The presentation ended by showing a video about a young man who had experimented with drugs, developed an addiction and was now suffering from depression. It was so sad.
I thought the presentation was really thought-provoking and extremely informative. We were advised to watch out for people who would offer us drugs, alcohol and cigarettes and not to give into peer pressure. It was also really useful to be reminded of some of the facts and laws, especially as at our age, in the coming years we will be exposed to many of the issues covered.
29 enthusiastic Year 12 students undertook the opportunity to develop lower years’ understanding on the highly delicate topic of drugs. Challoner's has a philosophy of using older years to teach younger students. This ingeniously removes the teacher-student barrier for such a personal topic, and furthermore means that students can be taught by people who have been through the exact process that they will inevitably experience.
It began with a training day at school led by a team of three experts who enlightened, enriched and inspired us to become passionate about teaching about such an important part of teenage life.[IMAGE:d2a11f61]
It was then left to us to produce a lesson plan to educate Years 7 and 8 about the true facts and effects of these substances.
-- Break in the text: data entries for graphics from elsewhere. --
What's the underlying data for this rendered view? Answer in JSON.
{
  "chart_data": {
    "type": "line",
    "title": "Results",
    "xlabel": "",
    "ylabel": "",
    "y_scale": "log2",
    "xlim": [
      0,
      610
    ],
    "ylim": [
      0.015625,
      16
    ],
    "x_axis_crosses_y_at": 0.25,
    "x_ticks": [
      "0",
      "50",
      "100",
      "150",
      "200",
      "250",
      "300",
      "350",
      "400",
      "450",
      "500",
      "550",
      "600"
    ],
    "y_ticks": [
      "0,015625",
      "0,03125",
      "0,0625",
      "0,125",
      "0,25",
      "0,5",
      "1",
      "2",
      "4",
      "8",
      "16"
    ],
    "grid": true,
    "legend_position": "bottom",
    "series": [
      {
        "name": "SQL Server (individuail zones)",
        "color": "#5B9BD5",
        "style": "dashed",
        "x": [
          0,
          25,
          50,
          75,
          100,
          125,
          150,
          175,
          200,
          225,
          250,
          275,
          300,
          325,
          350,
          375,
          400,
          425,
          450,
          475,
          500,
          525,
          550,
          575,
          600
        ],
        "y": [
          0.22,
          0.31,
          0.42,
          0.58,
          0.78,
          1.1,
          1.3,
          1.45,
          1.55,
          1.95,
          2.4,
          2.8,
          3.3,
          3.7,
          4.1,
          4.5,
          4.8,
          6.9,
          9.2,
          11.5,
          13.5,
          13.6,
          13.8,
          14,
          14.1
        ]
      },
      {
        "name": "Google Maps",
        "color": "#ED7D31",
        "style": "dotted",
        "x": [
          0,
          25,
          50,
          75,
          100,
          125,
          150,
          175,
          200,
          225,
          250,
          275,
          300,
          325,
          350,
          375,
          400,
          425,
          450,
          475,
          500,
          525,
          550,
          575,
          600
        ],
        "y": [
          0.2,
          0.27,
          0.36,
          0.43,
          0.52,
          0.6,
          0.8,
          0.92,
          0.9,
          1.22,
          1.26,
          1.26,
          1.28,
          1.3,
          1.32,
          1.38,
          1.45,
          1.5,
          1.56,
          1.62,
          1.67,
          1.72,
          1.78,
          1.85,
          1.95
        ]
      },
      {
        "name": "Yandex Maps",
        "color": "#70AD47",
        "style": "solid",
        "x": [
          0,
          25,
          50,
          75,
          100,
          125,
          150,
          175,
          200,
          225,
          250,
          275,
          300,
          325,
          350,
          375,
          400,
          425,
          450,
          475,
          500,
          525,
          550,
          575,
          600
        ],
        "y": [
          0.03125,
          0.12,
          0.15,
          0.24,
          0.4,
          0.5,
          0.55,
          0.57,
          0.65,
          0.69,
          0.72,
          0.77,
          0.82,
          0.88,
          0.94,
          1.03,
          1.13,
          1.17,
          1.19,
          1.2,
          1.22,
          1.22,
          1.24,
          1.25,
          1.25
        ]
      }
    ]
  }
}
This means that as they move up the ladder of life, they will be able to make correct and informed choices concerning their relationship with drugs.
At first, having the responsibility to teach such a vital part of teenage development felt immensely daunting, especially with drug use being such an issue in the modern world. As we persevered and continued however, the task became less worrying as we increased in confidence.
We are extremely proud of our efforts, after such fantastic feedback from our lessons and since we achieved our aim of teaching the students about the true facts and effects of drugs. This is especially gratifying as educating drugs has proven to be notoriously difficult in the current social climate.